Hair Donation
For the last couple of months I've been growing my hair to donate it.
It seems insensitive but I've never really cared about my hair. I've had it long and I've had it shaved and everything in between. I've had shitty hair cuts done with kitchen scissors and terrible home hair dye jobs and I've never really been precious about it. That being said maybe its because I always new that no matter what I did it would grow back or out. And knowing how quick my hair grows it would never be that long until it was a blank canvas again.
But I can't imagine losing my hair permanently or unexpectedly and without my choice. So I've often had a odd sense of guilt about not fully appreciating what I have.
A few months ago...
I was growing out my shaved pixie cut and it was getting annoyingly long for me so I decided I needed a cut. I remember looking in the mirror and realising that I probably needed four or five inches cut off. And I suddenly realised what a waste it was. 'I could probably make a wig out of this'. So I decided to look up how long hair would need to be to be donated and how easy it would be. According the charity I found 'the little princess trust' they need your hair to be at least 7 inches long but more than 12 is the dream. Apparently you can make an awesome long wig with that. Well I couldn't cut it then until it was 12 inches. I'm stubborn I guess. So about 6 months of seriously annoying hair growth later it felt like the time had come. It was long enough.

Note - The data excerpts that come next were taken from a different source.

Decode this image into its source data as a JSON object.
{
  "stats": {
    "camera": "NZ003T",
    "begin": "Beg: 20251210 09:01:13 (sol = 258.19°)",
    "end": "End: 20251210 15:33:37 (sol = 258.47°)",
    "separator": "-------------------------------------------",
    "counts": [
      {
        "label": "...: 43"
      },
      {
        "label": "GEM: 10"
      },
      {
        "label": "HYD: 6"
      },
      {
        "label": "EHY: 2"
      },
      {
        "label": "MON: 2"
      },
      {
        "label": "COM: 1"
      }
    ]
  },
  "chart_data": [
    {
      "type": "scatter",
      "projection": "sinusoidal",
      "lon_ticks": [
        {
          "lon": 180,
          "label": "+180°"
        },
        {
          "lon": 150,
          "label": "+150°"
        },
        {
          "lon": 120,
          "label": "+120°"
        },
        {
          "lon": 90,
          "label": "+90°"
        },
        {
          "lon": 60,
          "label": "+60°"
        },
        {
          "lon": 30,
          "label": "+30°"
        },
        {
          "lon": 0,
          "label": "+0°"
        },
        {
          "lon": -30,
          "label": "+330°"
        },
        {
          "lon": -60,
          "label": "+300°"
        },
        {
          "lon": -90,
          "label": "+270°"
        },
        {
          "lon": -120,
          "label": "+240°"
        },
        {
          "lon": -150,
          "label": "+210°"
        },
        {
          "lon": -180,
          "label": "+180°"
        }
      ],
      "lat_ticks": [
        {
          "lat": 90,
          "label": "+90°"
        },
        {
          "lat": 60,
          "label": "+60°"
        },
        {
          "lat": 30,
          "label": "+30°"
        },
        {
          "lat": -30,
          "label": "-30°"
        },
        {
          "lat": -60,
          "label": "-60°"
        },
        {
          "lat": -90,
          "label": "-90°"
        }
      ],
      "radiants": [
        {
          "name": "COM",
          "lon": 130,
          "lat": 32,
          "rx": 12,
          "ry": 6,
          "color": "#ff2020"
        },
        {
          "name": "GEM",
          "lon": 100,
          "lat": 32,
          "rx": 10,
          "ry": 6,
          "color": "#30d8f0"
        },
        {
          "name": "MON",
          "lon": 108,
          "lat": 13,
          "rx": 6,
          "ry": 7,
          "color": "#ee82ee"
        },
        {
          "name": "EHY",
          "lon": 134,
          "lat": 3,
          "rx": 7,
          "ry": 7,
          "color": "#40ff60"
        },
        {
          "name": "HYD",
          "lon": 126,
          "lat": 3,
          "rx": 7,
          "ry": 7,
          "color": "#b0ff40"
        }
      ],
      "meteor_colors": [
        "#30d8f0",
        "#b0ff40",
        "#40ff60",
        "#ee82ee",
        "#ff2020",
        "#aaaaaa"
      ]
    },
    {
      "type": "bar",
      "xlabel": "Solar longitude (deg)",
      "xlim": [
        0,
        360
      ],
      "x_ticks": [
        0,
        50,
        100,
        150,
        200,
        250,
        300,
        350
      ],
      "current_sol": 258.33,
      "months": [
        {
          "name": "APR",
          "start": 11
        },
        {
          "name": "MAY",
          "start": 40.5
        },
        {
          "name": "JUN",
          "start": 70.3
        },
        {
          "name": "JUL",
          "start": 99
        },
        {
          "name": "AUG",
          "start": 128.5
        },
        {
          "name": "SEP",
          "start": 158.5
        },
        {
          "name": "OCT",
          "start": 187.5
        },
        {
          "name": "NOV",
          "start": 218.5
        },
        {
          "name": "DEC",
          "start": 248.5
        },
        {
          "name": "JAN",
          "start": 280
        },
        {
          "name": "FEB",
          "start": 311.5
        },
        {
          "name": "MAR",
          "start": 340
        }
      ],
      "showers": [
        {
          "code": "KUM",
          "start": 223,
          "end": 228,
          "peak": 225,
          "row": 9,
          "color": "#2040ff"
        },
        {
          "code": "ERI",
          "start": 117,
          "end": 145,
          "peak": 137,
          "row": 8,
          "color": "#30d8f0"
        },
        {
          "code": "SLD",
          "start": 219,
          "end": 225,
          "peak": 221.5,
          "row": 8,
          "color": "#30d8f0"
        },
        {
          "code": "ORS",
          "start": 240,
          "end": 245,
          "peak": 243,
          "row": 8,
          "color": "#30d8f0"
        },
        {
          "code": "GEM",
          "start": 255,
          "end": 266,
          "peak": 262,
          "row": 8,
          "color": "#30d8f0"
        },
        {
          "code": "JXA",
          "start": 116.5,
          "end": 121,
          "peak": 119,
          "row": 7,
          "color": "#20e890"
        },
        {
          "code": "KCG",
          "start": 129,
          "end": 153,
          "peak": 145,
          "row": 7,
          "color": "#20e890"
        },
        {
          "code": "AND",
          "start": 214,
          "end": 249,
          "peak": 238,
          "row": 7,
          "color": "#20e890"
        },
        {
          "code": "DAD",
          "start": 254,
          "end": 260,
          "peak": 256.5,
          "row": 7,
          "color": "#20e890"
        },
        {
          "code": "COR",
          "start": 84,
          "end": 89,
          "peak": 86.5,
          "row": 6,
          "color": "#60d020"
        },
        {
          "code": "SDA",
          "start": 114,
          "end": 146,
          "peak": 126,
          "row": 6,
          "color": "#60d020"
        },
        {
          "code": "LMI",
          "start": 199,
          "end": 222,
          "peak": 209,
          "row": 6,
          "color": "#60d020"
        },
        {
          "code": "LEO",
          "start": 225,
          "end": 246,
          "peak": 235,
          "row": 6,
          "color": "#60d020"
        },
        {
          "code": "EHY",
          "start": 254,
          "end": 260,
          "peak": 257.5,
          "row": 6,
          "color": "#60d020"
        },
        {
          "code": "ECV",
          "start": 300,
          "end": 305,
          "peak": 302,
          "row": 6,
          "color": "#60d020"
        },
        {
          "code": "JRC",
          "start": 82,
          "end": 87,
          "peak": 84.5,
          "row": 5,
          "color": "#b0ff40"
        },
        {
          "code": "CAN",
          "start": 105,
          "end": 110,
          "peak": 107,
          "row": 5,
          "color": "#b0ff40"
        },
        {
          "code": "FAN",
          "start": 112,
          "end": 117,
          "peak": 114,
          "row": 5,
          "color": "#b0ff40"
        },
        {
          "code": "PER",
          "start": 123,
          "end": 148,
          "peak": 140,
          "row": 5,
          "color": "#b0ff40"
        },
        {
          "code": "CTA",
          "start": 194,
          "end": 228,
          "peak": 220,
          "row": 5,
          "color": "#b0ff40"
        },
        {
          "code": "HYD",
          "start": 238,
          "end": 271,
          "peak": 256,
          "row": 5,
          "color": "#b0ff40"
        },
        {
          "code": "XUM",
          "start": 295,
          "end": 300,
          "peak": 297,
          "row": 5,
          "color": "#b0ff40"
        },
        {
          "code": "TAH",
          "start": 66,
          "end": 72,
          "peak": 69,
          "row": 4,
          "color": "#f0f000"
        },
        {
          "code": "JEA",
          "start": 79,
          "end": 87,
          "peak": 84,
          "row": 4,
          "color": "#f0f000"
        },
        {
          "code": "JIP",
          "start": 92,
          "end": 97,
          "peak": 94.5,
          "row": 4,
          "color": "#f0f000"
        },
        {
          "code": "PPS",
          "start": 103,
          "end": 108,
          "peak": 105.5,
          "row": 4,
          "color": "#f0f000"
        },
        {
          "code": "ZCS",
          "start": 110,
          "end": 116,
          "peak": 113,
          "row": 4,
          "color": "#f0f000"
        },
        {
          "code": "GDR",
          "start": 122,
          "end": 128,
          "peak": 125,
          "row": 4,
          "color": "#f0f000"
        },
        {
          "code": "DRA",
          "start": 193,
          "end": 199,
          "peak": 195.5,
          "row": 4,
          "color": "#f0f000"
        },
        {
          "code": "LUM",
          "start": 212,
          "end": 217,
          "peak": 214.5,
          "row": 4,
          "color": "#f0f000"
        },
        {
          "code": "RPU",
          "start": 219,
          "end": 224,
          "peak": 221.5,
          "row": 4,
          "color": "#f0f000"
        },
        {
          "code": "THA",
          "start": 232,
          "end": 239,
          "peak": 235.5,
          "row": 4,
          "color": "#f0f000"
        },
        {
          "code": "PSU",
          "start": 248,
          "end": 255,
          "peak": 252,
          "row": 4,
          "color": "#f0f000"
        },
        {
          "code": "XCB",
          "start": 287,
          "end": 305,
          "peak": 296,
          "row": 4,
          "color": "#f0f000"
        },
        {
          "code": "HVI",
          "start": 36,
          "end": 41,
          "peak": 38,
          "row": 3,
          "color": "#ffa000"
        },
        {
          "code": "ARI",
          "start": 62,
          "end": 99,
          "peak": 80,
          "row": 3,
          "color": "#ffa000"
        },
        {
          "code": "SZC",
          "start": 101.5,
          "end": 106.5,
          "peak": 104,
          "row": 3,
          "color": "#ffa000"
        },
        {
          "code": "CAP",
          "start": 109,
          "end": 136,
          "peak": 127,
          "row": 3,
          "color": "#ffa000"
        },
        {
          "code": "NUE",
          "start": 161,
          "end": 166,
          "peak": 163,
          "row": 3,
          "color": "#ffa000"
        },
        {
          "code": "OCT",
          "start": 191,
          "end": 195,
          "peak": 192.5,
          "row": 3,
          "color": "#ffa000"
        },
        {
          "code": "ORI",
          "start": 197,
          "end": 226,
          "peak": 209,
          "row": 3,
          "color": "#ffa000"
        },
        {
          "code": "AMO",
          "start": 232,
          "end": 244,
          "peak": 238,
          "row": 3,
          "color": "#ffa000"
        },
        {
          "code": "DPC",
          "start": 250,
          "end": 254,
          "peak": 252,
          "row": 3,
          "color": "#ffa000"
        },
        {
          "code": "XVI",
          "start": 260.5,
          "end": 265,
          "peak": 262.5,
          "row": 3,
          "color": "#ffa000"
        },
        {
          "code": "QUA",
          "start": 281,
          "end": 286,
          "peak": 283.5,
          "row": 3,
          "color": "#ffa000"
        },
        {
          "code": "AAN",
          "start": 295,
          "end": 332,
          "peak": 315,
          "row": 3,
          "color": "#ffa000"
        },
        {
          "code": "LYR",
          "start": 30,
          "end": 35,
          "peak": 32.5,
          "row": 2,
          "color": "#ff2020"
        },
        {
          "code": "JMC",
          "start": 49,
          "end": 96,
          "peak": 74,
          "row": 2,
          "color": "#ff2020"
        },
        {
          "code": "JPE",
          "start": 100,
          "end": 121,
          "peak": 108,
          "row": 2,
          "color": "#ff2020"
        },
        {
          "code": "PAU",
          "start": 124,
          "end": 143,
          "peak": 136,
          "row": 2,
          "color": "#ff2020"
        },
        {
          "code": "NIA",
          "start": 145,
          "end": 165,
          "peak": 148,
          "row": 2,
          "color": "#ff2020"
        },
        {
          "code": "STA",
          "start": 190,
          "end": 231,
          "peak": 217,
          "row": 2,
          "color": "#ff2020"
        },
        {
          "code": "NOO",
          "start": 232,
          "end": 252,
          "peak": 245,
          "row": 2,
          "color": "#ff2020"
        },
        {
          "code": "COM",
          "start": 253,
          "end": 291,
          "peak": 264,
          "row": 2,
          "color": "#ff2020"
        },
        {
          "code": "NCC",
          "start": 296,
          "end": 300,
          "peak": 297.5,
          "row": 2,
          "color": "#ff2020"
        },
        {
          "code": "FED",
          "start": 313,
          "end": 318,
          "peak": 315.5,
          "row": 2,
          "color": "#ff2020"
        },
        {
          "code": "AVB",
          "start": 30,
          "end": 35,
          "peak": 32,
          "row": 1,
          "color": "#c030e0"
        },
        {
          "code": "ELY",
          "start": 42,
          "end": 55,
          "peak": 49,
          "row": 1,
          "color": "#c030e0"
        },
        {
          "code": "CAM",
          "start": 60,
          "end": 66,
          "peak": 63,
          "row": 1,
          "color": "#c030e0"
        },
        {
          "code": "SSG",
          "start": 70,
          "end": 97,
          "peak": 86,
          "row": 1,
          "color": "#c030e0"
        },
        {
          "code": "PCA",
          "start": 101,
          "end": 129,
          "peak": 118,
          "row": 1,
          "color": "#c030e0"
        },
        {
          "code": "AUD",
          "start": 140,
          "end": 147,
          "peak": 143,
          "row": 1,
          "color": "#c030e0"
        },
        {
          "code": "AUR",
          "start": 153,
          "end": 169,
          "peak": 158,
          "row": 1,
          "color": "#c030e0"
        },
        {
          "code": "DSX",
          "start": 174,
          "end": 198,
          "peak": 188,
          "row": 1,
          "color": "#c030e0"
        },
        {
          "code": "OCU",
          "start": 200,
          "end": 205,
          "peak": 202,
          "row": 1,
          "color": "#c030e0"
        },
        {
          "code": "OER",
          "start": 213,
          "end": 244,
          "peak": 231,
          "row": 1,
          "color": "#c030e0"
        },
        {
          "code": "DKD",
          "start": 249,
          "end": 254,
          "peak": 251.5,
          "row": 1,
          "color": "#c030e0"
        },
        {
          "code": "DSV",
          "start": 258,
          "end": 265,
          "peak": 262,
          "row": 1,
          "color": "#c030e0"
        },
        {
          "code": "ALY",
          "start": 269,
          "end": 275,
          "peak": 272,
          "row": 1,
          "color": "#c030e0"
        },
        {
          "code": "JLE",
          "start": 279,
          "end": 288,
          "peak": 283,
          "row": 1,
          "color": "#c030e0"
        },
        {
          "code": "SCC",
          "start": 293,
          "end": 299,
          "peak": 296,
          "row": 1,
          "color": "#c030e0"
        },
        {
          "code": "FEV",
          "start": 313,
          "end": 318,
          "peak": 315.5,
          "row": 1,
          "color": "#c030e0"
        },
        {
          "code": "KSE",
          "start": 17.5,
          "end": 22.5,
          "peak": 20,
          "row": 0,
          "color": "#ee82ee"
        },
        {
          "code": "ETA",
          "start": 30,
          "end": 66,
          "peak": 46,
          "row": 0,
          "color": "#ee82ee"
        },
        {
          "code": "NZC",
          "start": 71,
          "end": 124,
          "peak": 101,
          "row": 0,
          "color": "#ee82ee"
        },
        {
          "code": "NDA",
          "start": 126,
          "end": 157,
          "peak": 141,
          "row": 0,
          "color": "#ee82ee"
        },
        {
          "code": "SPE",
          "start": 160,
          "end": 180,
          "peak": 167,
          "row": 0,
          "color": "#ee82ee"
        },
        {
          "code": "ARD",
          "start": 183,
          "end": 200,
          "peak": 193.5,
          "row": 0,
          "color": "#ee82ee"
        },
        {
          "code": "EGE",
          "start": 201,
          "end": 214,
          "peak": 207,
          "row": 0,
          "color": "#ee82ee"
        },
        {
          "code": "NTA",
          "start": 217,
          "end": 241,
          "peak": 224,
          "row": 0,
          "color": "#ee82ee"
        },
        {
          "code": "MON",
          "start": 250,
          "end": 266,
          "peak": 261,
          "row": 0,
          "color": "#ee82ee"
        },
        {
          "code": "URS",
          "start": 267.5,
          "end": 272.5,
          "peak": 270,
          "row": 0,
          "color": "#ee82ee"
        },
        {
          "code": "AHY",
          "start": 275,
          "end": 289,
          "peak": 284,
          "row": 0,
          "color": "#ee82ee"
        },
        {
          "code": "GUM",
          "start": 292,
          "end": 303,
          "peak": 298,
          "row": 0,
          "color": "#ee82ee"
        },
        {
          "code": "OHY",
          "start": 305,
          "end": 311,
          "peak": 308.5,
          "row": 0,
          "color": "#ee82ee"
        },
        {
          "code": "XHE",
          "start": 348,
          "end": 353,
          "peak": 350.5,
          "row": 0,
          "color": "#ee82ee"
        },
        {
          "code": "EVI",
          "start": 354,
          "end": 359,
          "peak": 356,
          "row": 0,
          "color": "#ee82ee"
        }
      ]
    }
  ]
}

I know its a tricky thing to complain about given why I was doing this but I hate having long hair. It might be to do with my asperger's or maybe its just a comfort thing but some days I cant stand having makeup on or even moisturiser or my hair down or anything in my face. So it's been really tricky for me. I think its also good for me given that I hate change that I'm so ruthless with my hair. Its a small change in the grand scheme of things but it helps me to make safe little changes often. It almost like exposure therapy for me. So leaving it for so long has been a struggle and I had the most massive panic attacks in the days leading up to the cut and didn't sleep the night before.
But I managed to make it down to the hairdressers. She sectioned my hair in two and wrapped it in bands. Then the next thing I know the scissors were out and she was halfway through one of them. There was no going back. She cut the two of them off and there was a sudden weight lifted off me. Emotionally and physically. I was chuffed. In the end I was left with a short blunt bob and I'm in love. Not to mention the fact that I had 14 INCHES of hair cut off !! Its an amazing feeling to make a goal and achieve it. And I'm so happy that my hair will be going to someone that will really love it. I just hope that they can use all of it.